Cedric Waterschoot, Antal van Den Bosch and Ernst van den Hemel
Moderating online comments has proven to be an extremely challenging task. Moderators are faced with a fast-growing quantity of incoming posts, while simultaneously aiming to create a constructive environment (Delgado 2019). Deliberation has been a cornerstone of the ‘constructive’ framework and heterogeneous environments have a role to play in this deliberative goal (Suiter 2016; Wright2007). To create such heterogeneous environments, moderators ought to simultaneously recognize different, often nuanced arguments and balance the discussion to create a good overview of all argumentative positions. This task becomes even more demanding in polarized debates, like those concerning climate change.

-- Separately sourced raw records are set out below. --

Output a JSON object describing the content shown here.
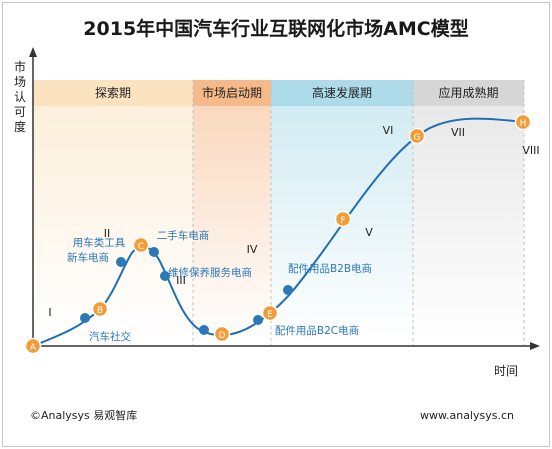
{
  "title": "2015年中国汽车行业互联网化市场AMC模型",
  "ylabel": "市场认可度",
  "xlabel": "时间",
  "footer": {
    "source": "©Analysys 易观智库",
    "website": "www.analysys.cn"
  },
  "chart_data": {
    "type": "line",
    "title": "2015年中国汽车行业互联网化市场AMC模型",
    "xlabel": "时间",
    "ylabel": "市场认可度",
    "stages": [
      {
        "name": "探索期",
        "color": "#fbe3c0"
      },
      {
        "name": "市场启动期",
        "color": "#f6b98a"
      },
      {
        "name": "高速发展期",
        "color": "#aedbe9"
      },
      {
        "name": "应用成熟期",
        "color": "#d6d6d6"
      }
    ],
    "phase_numerals": [
      "I",
      "II",
      "III",
      "IV",
      "V",
      "VI",
      "VII",
      "VIII"
    ],
    "points": [
      {
        "label": "A",
        "color": "#f39c36"
      },
      {
        "label": "B",
        "color": "#f39c36"
      },
      {
        "label": "C",
        "color": "#f39c36"
      },
      {
        "label": "D",
        "color": "#f39c36"
      },
      {
        "label": "E",
        "color": "#f39c36"
      },
      {
        "label": "F",
        "color": "#f39c36"
      },
      {
        "label": "G",
        "color": "#f39c36"
      },
      {
        "label": "H",
        "color": "#f39c36"
      }
    ],
    "apps": [
      {
        "name": "汽车社交",
        "color": "#2a78b8"
      },
      {
        "name": "新车电商",
        "color": "#2a78b8"
      },
      {
        "name": "用车类工具",
        "color": "#2a78b8"
      },
      {
        "name": "二手车电商",
        "color": "#2a78b8"
      },
      {
        "name": "维修保养服务电商",
        "color": "#2a78b8"
      },
      {
        "name": "配件用品B2C电商",
        "color": "#2a78b8"
      },
      {
        "name": "配件用品B2B电商",
        "color": "#2a78b8"
      }
    ],
    "curve_color": "#1f6fb2",
    "point_fill": "#f39c36",
    "app_dot_color": "#2a78b8"
  }
}
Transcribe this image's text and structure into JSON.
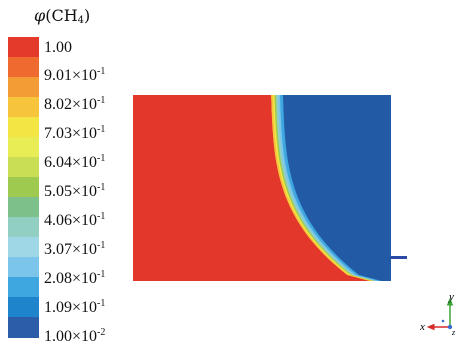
{
  "legend": {
    "title_symbol": "φ",
    "title_species": "CH",
    "title_subscript": "4",
    "labels": [
      {
        "mantissa": "1.00",
        "exp": ""
      },
      {
        "mantissa": "9.01×10",
        "exp": "-1"
      },
      {
        "mantissa": "8.02×10",
        "exp": "-1"
      },
      {
        "mantissa": "7.03×10",
        "exp": "-1"
      },
      {
        "mantissa": "6.04×10",
        "exp": "-1"
      },
      {
        "mantissa": "5.05×10",
        "exp": "-1"
      },
      {
        "mantissa": "4.06×10",
        "exp": "-1"
      },
      {
        "mantissa": "3.07×10",
        "exp": "-1"
      },
      {
        "mantissa": "2.08×10",
        "exp": "-1"
      },
      {
        "mantissa": "1.09×10",
        "exp": "-1"
      },
      {
        "mantissa": "1.00×10",
        "exp": "-2"
      }
    ],
    "colors": [
      "#e43a2c",
      "#ee6a2e",
      "#f39b34",
      "#f7c53c",
      "#f2e544",
      "#e8ec55",
      "#c9de55",
      "#9ecb4f",
      "#7ec08a",
      "#92cfc3",
      "#9fd7e6",
      "#7bc5ea",
      "#3fa7e0",
      "#1e84cc",
      "#2b5da8"
    ]
  },
  "field": {
    "low_color": "#235aa5",
    "high_color": "#e4372b",
    "front_colors": [
      "#e4372b",
      "#f7c53c",
      "#f2e544",
      "#9ecb4f",
      "#92cfc3",
      "#7bc5ea",
      "#3fa7e0",
      "#235aa5"
    ]
  },
  "axes": {
    "y_label": "y",
    "x_label": "x",
    "z_label": "z",
    "colors": {
      "y": "#3aa336",
      "x": "#d62a2a",
      "z": "#3a6fd0"
    }
  }
}
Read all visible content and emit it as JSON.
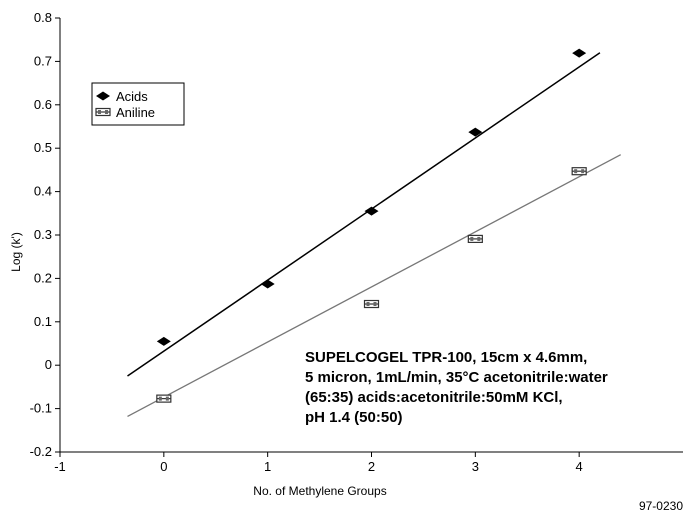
{
  "chart_data": {
    "type": "scatter",
    "xlabel": "No. of Methylene Groups",
    "ylabel": "Log (k')",
    "xlim": [
      -1,
      5
    ],
    "ylim": [
      -0.2,
      0.8
    ],
    "x_ticks": [
      "-1",
      "0",
      "1",
      "2",
      "3",
      "4"
    ],
    "y_ticks": [
      "-0.2",
      "-0.1",
      "0",
      "0.1",
      "0.2",
      "0.3",
      "0.4",
      "0.5",
      "0.6",
      "0.7",
      "0.8"
    ],
    "legend_position": "top-left",
    "series": [
      {
        "name": "Acids",
        "marker": "diamond",
        "color": "#000000",
        "x": [
          0,
          1,
          2,
          3,
          4
        ],
        "y": [
          0.055,
          0.187,
          0.355,
          0.537,
          0.719
        ],
        "fit_line": {
          "x": [
            -0.35,
            4.2
          ],
          "y": [
            -0.025,
            0.72
          ],
          "color": "#000000",
          "style": "solid"
        }
      },
      {
        "name": "Aniline",
        "marker": "square-bar",
        "color": "#555555",
        "x": [
          0,
          2,
          3,
          4
        ],
        "y": [
          -0.077,
          0.141,
          0.291,
          0.447
        ],
        "fit_line": {
          "x": [
            -0.35,
            4.4
          ],
          "y": [
            -0.118,
            0.485
          ],
          "color": "#777777",
          "style": "solid"
        }
      }
    ],
    "annotation": [
      "SUPELCOGEL TPR-100, 15cm x 4.6mm,",
      "5 micron, 1mL/min, 35°C acetonitrile:water",
      "(65:35) acids:acetonitrile:50mM KCl,",
      "pH 1.4 (50:50)"
    ],
    "figure_code": "97-0230"
  }
}
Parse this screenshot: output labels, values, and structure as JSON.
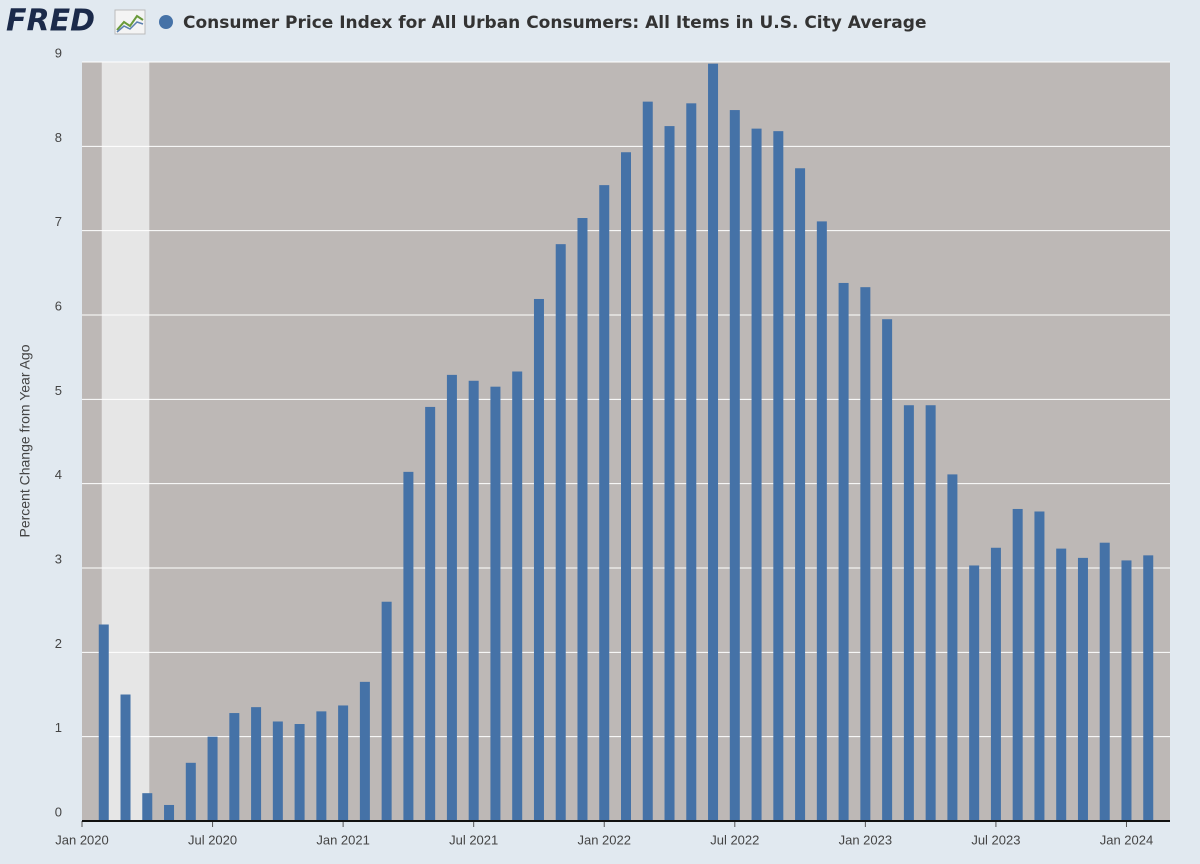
{
  "logo": "FRED",
  "chart_data": {
    "type": "bar",
    "title": "Consumer Price Index for All Urban Consumers: All Items in U.S. City Average",
    "y_label": "Percent Change from Year Ago",
    "color": "#4572a7",
    "x": [
      "2020-02",
      "2020-03",
      "2020-04",
      "2020-05",
      "2020-06",
      "2020-07",
      "2020-08",
      "2020-09",
      "2020-10",
      "2020-11",
      "2020-12",
      "2021-01",
      "2021-02",
      "2021-03",
      "2021-04",
      "2021-05",
      "2021-06",
      "2021-07",
      "2021-08",
      "2021-09",
      "2021-10",
      "2021-11",
      "2021-12",
      "2022-01",
      "2022-02",
      "2022-03",
      "2022-04",
      "2022-05",
      "2022-06",
      "2022-07",
      "2022-08",
      "2022-09",
      "2022-10",
      "2022-11",
      "2022-12",
      "2023-01",
      "2023-02",
      "2023-03",
      "2023-04",
      "2023-05",
      "2023-06",
      "2023-07",
      "2023-08",
      "2023-09",
      "2023-10",
      "2023-11",
      "2023-12",
      "2024-01",
      "2024-02"
    ],
    "values": [
      2.33,
      1.5,
      0.33,
      0.19,
      0.69,
      1.0,
      1.28,
      1.35,
      1.18,
      1.15,
      1.3,
      1.37,
      1.65,
      2.6,
      4.14,
      4.91,
      5.29,
      5.22,
      5.15,
      5.33,
      6.19,
      6.84,
      7.15,
      7.54,
      7.93,
      8.53,
      8.24,
      8.51,
      8.98,
      8.43,
      8.21,
      8.18,
      7.74,
      7.11,
      6.38,
      6.33,
      5.95,
      4.93,
      4.93,
      4.11,
      3.03,
      3.24,
      3.7,
      3.67,
      3.23,
      3.12,
      3.3,
      3.09,
      3.15
    ],
    "xlim": [
      "2020-01",
      "2024-03"
    ],
    "xticks": [
      {
        "value": "2020-01",
        "label": "Jan 2020"
      },
      {
        "value": "2020-07",
        "label": "Jul 2020"
      },
      {
        "value": "2021-01",
        "label": "Jan 2021"
      },
      {
        "value": "2021-07",
        "label": "Jul 2021"
      },
      {
        "value": "2022-01",
        "label": "Jan 2022"
      },
      {
        "value": "2022-07",
        "label": "Jul 2022"
      },
      {
        "value": "2023-01",
        "label": "Jan 2023"
      },
      {
        "value": "2023-07",
        "label": "Jul 2023"
      },
      {
        "value": "2024-01",
        "label": "Jan 2024"
      }
    ],
    "ylim": [
      0,
      9
    ],
    "yticks": [
      0,
      1,
      2,
      3,
      4,
      5,
      6,
      7,
      8,
      9
    ],
    "grid": true,
    "recession": [
      "2020-02",
      "2020-04"
    ]
  }
}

With this goal in mind, we have (1) trained classifiers that aim to correctly classify all arguments within the climate change discussion and (2) analyzed the distinct vocabulary of each argument. As mentioned earlier, exposure to conflicting viewpoints can boost deliberation (Suiter 2016).
We specifically focused on minority arguments in order to facilitate heterogeneous discussion. To illustrate the approach, we created a case study on the topic of climate change with posts from the comment platform of Dutch online newspaper NU.nl, NUjij.
We have created a dataset (n=3000) of comments derived from articles with the [klimaat] (climate) tag, including deleted comments. We annotated each comment for the specific argument it entails. The annotation scheme was constructed based on the vast literature on the climate change debate. The scheme includes a total of seven arguments, alongside a ‘non-argumentative/off-topic’ class. Due to the scarcity of the minority arguments, initial models underperformed. We therefore constructed an active learning approach with the goal of obtaining unlabeled data which includes relatively more minority viewpoints (Zhao 2006). The approach, based on the ‘query-by-committee’ method, assigns an uncertainty value to unlabeled comments and is trained on the BERT embeddings from the initial RobBERT model (Delobelle 2020). In total, we filtered out two waves of 1000 comments each based on 20,000 unseen climate comments. These uncertain posts were subsequently labelled by an annotator and added to the training data. This procedure not only significantly boosted the presence of minority climate change arguments in our dataset, but improved the macro F1-scores of our classifiers on the validation data.
Our second goal was to analyze what sets each argument apart from the others. We compared each argumentative subcorpus to the other arguments by extracting all patterns and differentiating them using log-likelihood (Rayson 2010). We find that each argument can be characterized by repeated patterns that are not as represented in other subcorpora. These vocabularies can be used as summary of and entry-point into the nuanced minority arguments that make up the climate change debate on online platforms.
By tagging argumentative messages and presenting unique vocabulary, we aim to boost mutual understanding in the climate change debate. Moderators can present all arguments within a discussion and incentivize differing opinions to interact and discuss viewpoints. Furthermore, moderators can connect those who reject mainstream viewpoints with accessible, well-argumented content.